The loss of faith in the only father I’ve ever known feels comparable to the sense of loss I feel when I think of Má. I was never allowed to know her and suddenly feel as if I never really knew him. He has widened the distance between us, and the resulting sense of betrayal has given me little cause to bridge the gap. The search for more meaningful relationships has taken me in the opposite direction as I search to fill the vacuum. Fortunately for me, I was able to establish and maintain relationships without trust becoming an issue. That is the amazing thing.

The ability to trust can prove surprisingly resilient even after repeated bombardments of disappointment. The resilience seems born from necessity since the growth and solidifying of a relationship, whether between parent and child, friends or lovers, depends on at least some level of trust. In very early childhood, one would think it’s just natural to trust one’s parents but these days, I question whether it could truly be called trust as I know it today.
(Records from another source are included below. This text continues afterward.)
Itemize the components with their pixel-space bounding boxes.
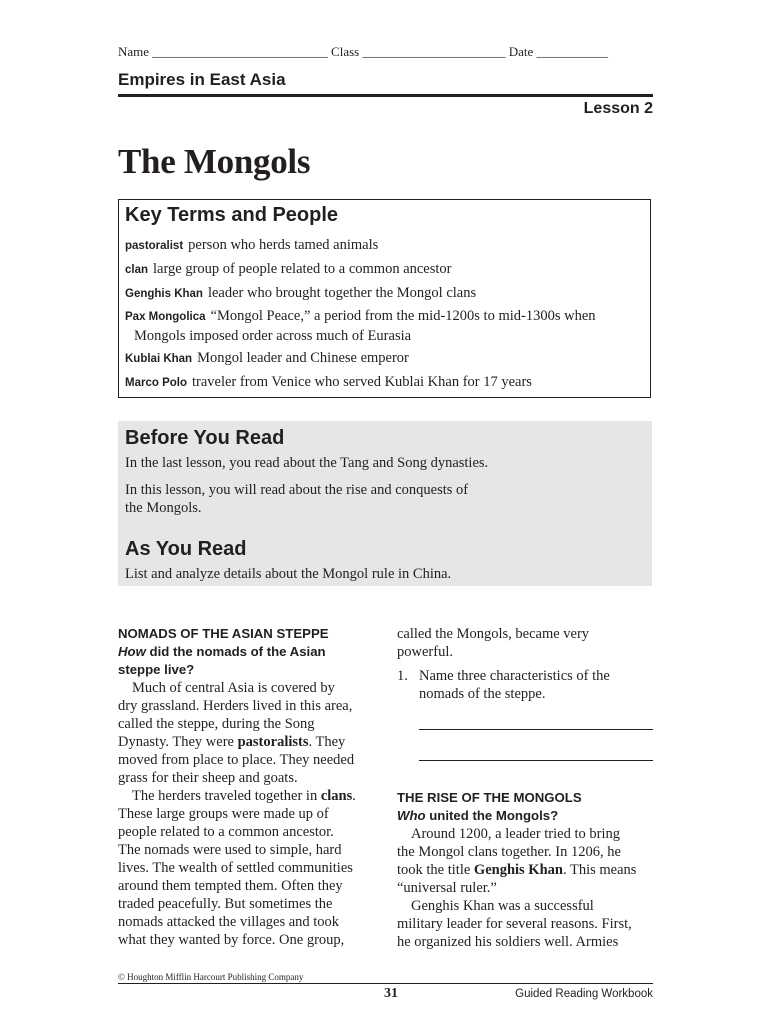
as-you-read-text: List and analyze details about the Mongol rule in China. <box>125 566 452 582</box>
body-line: The nomads were used to simple, hard <box>118 842 342 858</box>
before-you-read-text: the Mongols. <box>125 500 202 516</box>
key-term-item <box>125 349 645 369</box>
body-line: people related to a common ancestor. <box>118 824 334 840</box>
key-term-definition: person who herds tamed animals <box>188 237 379 253</box>
body-line: “universal ruler.” <box>397 880 497 896</box>
body-line: around them tempted them. Often they <box>118 878 343 894</box>
body-line: nomads attacked the villages and took <box>118 914 340 930</box>
footer-rule <box>118 983 653 984</box>
before-you-read-box <box>118 421 652 586</box>
key-term-definition: “Mongol Peace,” a period from the mid-1200s to mid-1300s when <box>210 308 596 324</box>
before-you-read-heading: Before You Read <box>125 427 285 449</box>
unit-title: Empires in East Asia <box>118 70 286 89</box>
key-term-item <box>125 284 645 304</box>
key-term-highlight: clans <box>320 788 353 804</box>
body-line: moved from place to place. They needed <box>118 752 355 768</box>
body-line: Much of central Asia is covered by <box>132 680 335 696</box>
key-term: clan <box>125 264 149 276</box>
section-question <box>397 807 657 825</box>
name-class-date-line: Name ___________________________ Class ______________________ Date ___________ <box>118 44 609 59</box>
key-term: Kublai Khan <box>125 353 193 365</box>
question-text: did the nomads of the Asian <box>145 644 326 659</box>
key-term-item <box>125 373 645 393</box>
lesson-label: Lesson 2 <box>583 100 653 117</box>
review-question <box>397 667 657 703</box>
question-word: How <box>118 644 146 659</box>
body-line: Dynasty. They were pastoralists. They <box>118 734 346 750</box>
question-line: Name three characteristics of the <box>419 668 610 684</box>
body-line: Around 1200, a leader tried to bring <box>411 826 620 842</box>
header-rule <box>118 94 653 97</box>
as-you-read-heading: As You Read <box>125 538 247 560</box>
key-term-item <box>125 260 645 280</box>
key-term-highlight: pastoralists <box>237 734 309 750</box>
key-term: Marco Polo <box>125 377 187 389</box>
body-line: Genghis Khan was a successful <box>411 898 594 914</box>
question-text: united the Mongols? <box>425 808 559 823</box>
body-line: lives. The wealth of settled communities <box>118 860 353 876</box>
question-number: 1. <box>397 668 408 684</box>
key-term: pastoralist <box>125 240 184 252</box>
body-line: called the steppe, during the Song <box>118 716 315 732</box>
key-terms-heading: Key Terms and People <box>125 204 339 226</box>
body-line: powerful. <box>397 644 453 660</box>
body-line: what they wanted by force. One group, <box>118 932 345 948</box>
section-heading: THE RISE OF THE MONGOLS <box>397 790 582 805</box>
key-term-highlight: Genghis Khan <box>473 862 563 878</box>
body-line: the Mongol clans together. In 1206, he <box>397 844 621 860</box>
body-line: military leader for several reasons. First, <box>397 916 632 932</box>
copyright: © Houghton Mifflin Harcourt Publishing Company <box>118 972 304 982</box>
key-term-definition-continued: Mongols imposed order across much of Eurasia <box>134 328 412 344</box>
key-term-definition: large group of people related to a common ancestor <box>153 261 452 277</box>
body-line: grass for their sheep and goats. <box>118 770 298 786</box>
body-line: The herders traveled together in clans. <box>132 788 356 804</box>
question-line: nomads of the steppe. <box>419 686 546 702</box>
left-column <box>118 625 383 949</box>
before-you-read-text: In the last lesson, you read about the Tang and Song dynasties. <box>125 455 489 471</box>
key-term-definition: leader who brought together the Mongol clans <box>207 285 477 301</box>
question-word: Who <box>397 808 426 823</box>
workbook-title: Guided Reading Workbook <box>515 988 653 1000</box>
section-heading: NOMADS OF THE ASIAN STEPPE <box>118 626 329 641</box>
key-terms-box <box>118 199 651 398</box>
body-line: took the title Genghis Khan. This means <box>397 862 637 878</box>
page-title: The Mongols <box>118 142 311 181</box>
key-term-item <box>125 236 645 256</box>
answer-line[interactable] <box>419 760 653 761</box>
body-line: These large groups were made up of <box>118 806 329 822</box>
body-line: called the Mongols, became very <box>397 626 590 642</box>
before-you-read-text: In this lesson, you will read about the rise and conquests of <box>125 482 469 498</box>
answer-line[interactable] <box>419 729 653 730</box>
key-term: Genghis Khan <box>125 288 203 300</box>
body-line: he organized his soldiers well. Armies <box>397 934 619 950</box>
key-term-definition: Mongol leader and Chinese emperor <box>197 350 409 366</box>
section-question: steppe live? <box>118 662 195 677</box>
body-line: dry grassland. Herders lived in this area, <box>118 698 353 714</box>
key-term-item <box>125 307 645 346</box>
key-term-definition: traveler from Venice who served Kublai Khan for 17 years <box>191 374 532 390</box>
body-line: traded peacefully. But sometimes the <box>118 896 333 912</box>
right-column <box>397 625 657 951</box>
key-term: Pax Mongolica <box>125 311 206 323</box>
page-number: 31 <box>384 986 398 1001</box>
section-question <box>118 643 383 661</box>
While bonding with my parents may have been an early indication of my growing in that direction, the concept of trust wasn’t a conscious idea. Even then, I don’t think you could really call it trust in the way you’d refer to it with an adult. To me, real trust requires some amount of judgment, knowing who you can and cannot trust and understanding why. What I had with my parents in those early days was based on naiveté. I simply didn’t know anything better. Was it nothing more than attachment?

There were many reasons the subject of trust interests me. One was that I wanted to understand how my relationship with my parents might have contributed, if at all, to my own concepts of trust now. Another was spurred by reading an article in which an adoptive parent stated she felt her daughter thought she needed “permission” to express her feelings about her “birth” mother. There was something about using the word “permission” that angered me.
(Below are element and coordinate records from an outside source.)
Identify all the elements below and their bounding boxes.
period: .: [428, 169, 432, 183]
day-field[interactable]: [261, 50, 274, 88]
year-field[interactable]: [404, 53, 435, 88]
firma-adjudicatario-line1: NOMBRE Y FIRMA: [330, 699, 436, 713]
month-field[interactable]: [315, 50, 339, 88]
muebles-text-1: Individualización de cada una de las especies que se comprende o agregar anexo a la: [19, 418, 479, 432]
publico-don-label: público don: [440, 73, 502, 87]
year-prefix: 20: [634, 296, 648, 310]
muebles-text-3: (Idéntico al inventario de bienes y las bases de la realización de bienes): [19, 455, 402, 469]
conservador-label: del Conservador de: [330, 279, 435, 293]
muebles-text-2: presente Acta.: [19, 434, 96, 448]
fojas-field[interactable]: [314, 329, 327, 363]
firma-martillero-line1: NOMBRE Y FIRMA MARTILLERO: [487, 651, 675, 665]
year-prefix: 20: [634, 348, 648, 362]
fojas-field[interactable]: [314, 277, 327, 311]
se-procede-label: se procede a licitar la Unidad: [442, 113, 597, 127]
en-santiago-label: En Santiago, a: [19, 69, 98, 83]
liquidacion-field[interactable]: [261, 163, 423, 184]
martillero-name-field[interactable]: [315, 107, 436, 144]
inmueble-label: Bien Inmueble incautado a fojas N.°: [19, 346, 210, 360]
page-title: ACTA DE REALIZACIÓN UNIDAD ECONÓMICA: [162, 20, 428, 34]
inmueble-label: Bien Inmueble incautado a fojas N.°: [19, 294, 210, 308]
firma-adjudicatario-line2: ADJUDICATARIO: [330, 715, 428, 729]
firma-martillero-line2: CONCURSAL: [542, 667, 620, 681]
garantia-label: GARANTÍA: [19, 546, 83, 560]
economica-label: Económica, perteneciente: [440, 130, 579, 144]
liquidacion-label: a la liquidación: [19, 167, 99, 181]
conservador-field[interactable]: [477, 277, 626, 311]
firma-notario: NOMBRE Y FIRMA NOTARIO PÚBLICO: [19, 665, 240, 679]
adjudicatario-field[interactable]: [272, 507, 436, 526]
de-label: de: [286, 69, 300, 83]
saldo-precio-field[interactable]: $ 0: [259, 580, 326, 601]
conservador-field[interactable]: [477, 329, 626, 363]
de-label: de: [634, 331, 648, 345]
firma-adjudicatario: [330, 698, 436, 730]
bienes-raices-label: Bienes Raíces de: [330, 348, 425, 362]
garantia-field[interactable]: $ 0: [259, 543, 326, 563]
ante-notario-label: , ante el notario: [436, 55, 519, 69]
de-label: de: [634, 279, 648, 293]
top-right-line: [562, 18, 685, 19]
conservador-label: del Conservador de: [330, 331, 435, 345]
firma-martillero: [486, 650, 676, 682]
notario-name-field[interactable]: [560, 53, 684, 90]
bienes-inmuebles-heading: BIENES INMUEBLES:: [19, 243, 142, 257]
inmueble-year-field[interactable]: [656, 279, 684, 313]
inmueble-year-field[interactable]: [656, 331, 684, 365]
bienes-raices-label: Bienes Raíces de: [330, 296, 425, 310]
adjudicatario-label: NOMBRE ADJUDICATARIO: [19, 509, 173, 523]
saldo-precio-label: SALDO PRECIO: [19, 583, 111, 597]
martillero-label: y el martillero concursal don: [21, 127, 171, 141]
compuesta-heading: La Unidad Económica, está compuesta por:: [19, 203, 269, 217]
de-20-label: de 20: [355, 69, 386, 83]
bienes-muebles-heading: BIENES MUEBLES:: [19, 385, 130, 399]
Thinking about it in terms of granting permission suggests that the adoptive mother exercised her power over her adopted daughter and allowed her to express her feelings. Talking about their adoptions is something every adoptee has the right to do, and that should be made clear from the beginning. I thought back to my own experiences and wanted to suggest to the author that an adoptee’s reluctance to discuss their adoptions should often be thought of in terms of trust.
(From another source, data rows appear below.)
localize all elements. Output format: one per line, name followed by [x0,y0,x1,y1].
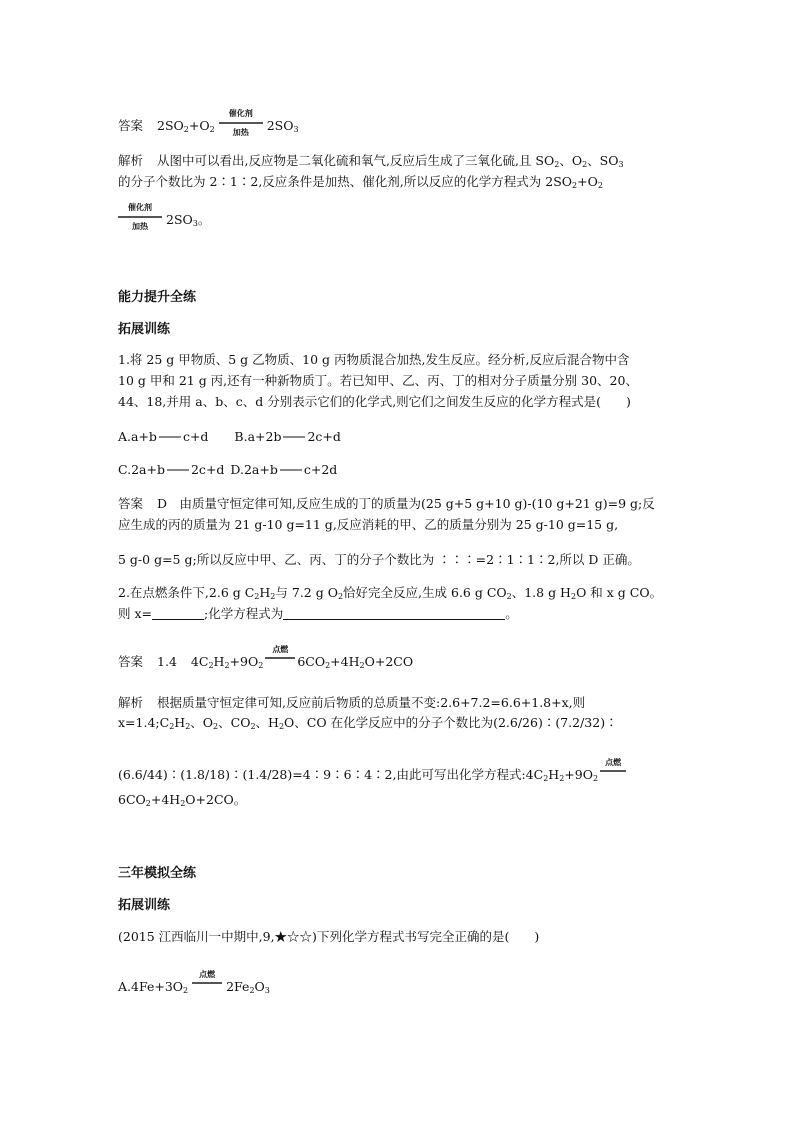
equation-bar [265,657,295,659]
subscript: 2 [169,722,175,731]
section-subtitle: 拓展训练 [118,898,171,913]
explanation-3-line-4 [118,791,246,809]
equation-reactant: 2SO [157,118,184,133]
subscript: 2 [145,799,151,808]
subscript: 2 [213,722,219,731]
option-b-left: B.a+2b [234,429,282,444]
subscript: 2 [554,160,560,169]
subscript: 2 [592,774,599,783]
subscript: 2 [278,722,285,731]
subscript: 2 [543,774,549,783]
answer-3 [118,645,414,671]
subscript: 2 [249,986,255,995]
equation-bar [600,770,626,772]
option-a-right: 2Fe [226,979,250,994]
option-c-left: C.2a+b [118,462,165,477]
equation-reactant: +O [188,118,210,133]
option-d-right: c+2d [303,462,338,477]
explanation-1-line-2 [118,173,603,191]
explanation-3-line-1 [118,694,585,712]
answer-1 [118,109,299,137]
text: ;化学方程式为 [204,606,284,621]
explanation-3-line-3 [118,758,626,784]
text: 根据质量守恒定律可知,反应前后物质的总质量不变:2.6+7.2=6.6+1.8+x,则 [157,695,586,710]
subscript: 2 [183,986,189,995]
option-b-right: 2c+d [307,429,341,444]
answer-label: 答案 [118,654,144,669]
reaction-condition [600,758,626,783]
equation-product: 6CO [297,654,326,669]
question-3-line-1: (2015 江西临川一中期中,9,★☆☆)下列化学方程式书写完全正确的是( ) [118,929,540,944]
equation-product: 2SO [266,118,294,133]
text: (6.6/44)∶(1.8/18)∶(1.4/28)=4∶9∶6∶4∶2,由此可写出化学方程式:4C [118,767,544,782]
subscript: 3 [264,986,270,995]
subscript: 2 [208,661,214,670]
explanation-label: 解析 [118,695,144,710]
subscript: 2 [325,661,331,670]
text: H [174,715,186,730]
subscript: 2 [572,181,578,190]
answer-2-line-2: 应生成的丙的质量为 21 g-10 g=11 g,反应消耗的甲、乙的质量分别为 25 g-10 g=15 g, [118,517,619,532]
question-3-option-a[interactable] [118,970,270,996]
section-title: 能力提升全练 [118,290,197,305]
condition-heat: 加热 [132,222,148,231]
section-title: 三年模拟全练 [118,866,197,881]
subscript: 2 [250,722,256,731]
answer-2-line-3: 5 g-0 g=5 g;所以反应中甲、乙、丙、丁的分子个数比为 ∶∶∶=2∶1∶1∶2,所以 D 正确。 [118,552,640,567]
equation-bar [192,982,222,984]
option-d[interactable] [230,462,337,477]
question-2-line-1 [118,584,662,602]
equation-product: +4H [330,654,360,669]
option-c[interactable] [118,462,224,477]
answer-value: 1.4 [157,654,177,669]
question-2-line-2 [118,605,518,623]
answer-blank-equation[interactable] [283,606,505,620]
subscript: 2 [506,592,512,601]
explanation-1-line-3 [118,203,211,231]
answer-2-line-1 [118,495,655,513]
equation-product: O+2CO。 [185,792,247,807]
equation-product: 2SO [166,212,193,227]
reaction-condition [192,970,222,995]
equation-product: 6CO [118,792,146,807]
reaction-condition [219,109,263,137]
subscript: 2 [258,661,264,670]
subscript: 2 [183,125,189,134]
text: O、CO 在化学反应中的分子个数比为(2.6/26)∶(7.2/32)∶ [284,715,618,730]
text: x=1.4;C [118,715,170,730]
option-b[interactable] [234,429,340,444]
subscript: 2 [270,592,276,601]
equals-bar [283,436,305,438]
subscript: 2 [185,722,191,731]
section-subtitle: 拓展训练 [118,322,171,337]
subscript: 2 [582,160,588,169]
text: 、O [190,715,214,730]
condition-ignite: 点燃 [605,758,622,767]
text: 、CO [218,715,251,730]
question-1-line-3: 44、18,并用 a、b、c、d 分别表示它们的化学式,则它们之间发生反应的化学方程式是( ) [118,394,631,409]
question-1-line-1: 1.将 25 g 甲物质、5 g 乙物质、10 g 丙物质混合加热,发生反应。经分析,反应后混合物中含 [118,352,630,367]
text: H [548,767,560,782]
equation-reactant: +9O [229,654,259,669]
text: 、H [255,715,279,730]
condition-catalyst: 催化剂 [128,203,152,212]
explanation-label: 解析 [118,153,144,168]
text: +O [577,174,598,189]
option-a-right: O [254,979,265,994]
option-a-left: A.4Fe+3O [118,979,184,994]
question-1-line-2: 10 g 甲和 21 g 丙,还有一种新物质丁。若已知甲、乙、丙、丁的相对分子质量分别 30、20、 [118,373,638,388]
subscript: 2 [224,661,230,670]
option-a[interactable] [118,429,208,444]
answer-label: 答案 [118,118,144,133]
text: +9O [564,767,593,782]
text: 、SO [587,153,619,168]
equals-bar [167,469,189,471]
text: H [259,585,271,600]
text: 恰好完全反应,生成 6.6 g CO [343,585,507,600]
equation-reactant: 4C [190,654,209,669]
subscript: 2 [570,592,577,601]
equals-bar [280,469,302,471]
text: 。 [505,606,518,621]
subscript: 2 [209,125,215,134]
subscript: 3 [293,125,299,134]
text: 的分子个数比为 2∶1∶2,反应条件是加热、催化剂,所以反应的化学方程式为 2SO [118,174,573,189]
equals-bar [159,436,181,438]
question-1-options-cd [118,461,337,479]
text: 从图中可以看出,反应物是二氧化硫和氧气,反应后生成了三氧化硫,且 SO [157,153,555,168]
answer-blank-x[interactable] [152,606,204,620]
text: O 和 x g CO。 [576,585,663,600]
question-1-options-ab [118,428,341,446]
reaction-condition [265,645,295,670]
text: 。 [197,212,211,227]
subscript: 2 [359,661,365,670]
equation-product: +4H [150,792,181,807]
equation-product: O+2CO [364,654,414,669]
explanation-1-line-1 [118,152,624,170]
condition-heat: 加热 [232,128,249,137]
text: 与 7.2 g O [275,585,338,600]
subscript: 2 [180,799,186,808]
condition-ignite: 点燃 [272,645,289,654]
text: 2.在点燃条件下,2.6 g C [118,585,255,600]
condition-ignite: 点燃 [199,970,216,979]
text: 则 x= [118,606,152,621]
subscript: 2 [337,592,344,601]
option-a-right: c+d [182,429,209,444]
option-d-left: D.2a+b [230,462,278,477]
equation-reactant: H [213,654,225,669]
subscript: 2 [597,181,603,190]
option-c-right: 2c+d [190,462,225,477]
text: 、O [559,153,583,168]
answer-label: 答案 [118,496,144,511]
subscript: 3 [192,219,198,228]
text: D 由质量守恒定律可知,反应生成的丁的质量为(25 g+5 g+10 g)-(10 g+21 g)=9 g;反 [157,496,655,511]
option-a-left: A.a+b [118,429,157,444]
subscript: 3 [618,160,624,169]
subscript: 2 [559,774,565,783]
text: 、1.8 g H [511,585,571,600]
explanation-3-line-2 [118,714,618,732]
reaction-condition [118,203,162,231]
subscript: 2 [254,592,260,601]
condition-catalyst: 催化剂 [228,109,253,118]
I didn’t share that level of trust with my parents. It wasn’t because they were awful people, but because I didn’t think they could deal with it. I didn’t want to hurt them, didn’t want to make them feel bad or make them think of me in a negative way. Their approval and acceptance was important to me, and I didn’t want to endanger that. I didn’t trust that they would be able to just listen rather than tell me how I should think and feel.

My solution was to turn to people I thought I could count on, the result of which further isolated them from that part of my life. I think that was the beginning of that “dual existence” many of my fellow adoptees refer to when discussing their “adopted selves” and their “normal selves.” That’s not to say that I think adoptive parents should pump themselves up with enthusiasm and rush their children to talk about their feelings.

I think adoptees should be made to feel empowered to speak about their adoptions. Too much parental pushing would seem to have the opposite effect. Besides, one would hope that if a deep level of trust is first established as simply parent and child, the bond would naturally extend to one between adoptive parent and child. By that, I mean one need not overly stress adoption in very early childhood but rather concentrate on establishing and maintaining a solid parent/child bond as a foundation.

I think if my parents had stressed my adoption too much, I would have felt more like an outsider than I already had. Too little gave me the impression my adoption wasn’t open for discussion, that I should somehow be ashamed of it. All that said, I don’t think I would have been comfortable sharing everything with my parents even under the most idea circumstances.

Sometimes, parents whether adoptive or not, have to give their children room to grow on their own. We have to trust that our children will figure out some things for themselves. Within reasonable limits, isn’t it only right to have the same faith in our children that we ask them to have in us?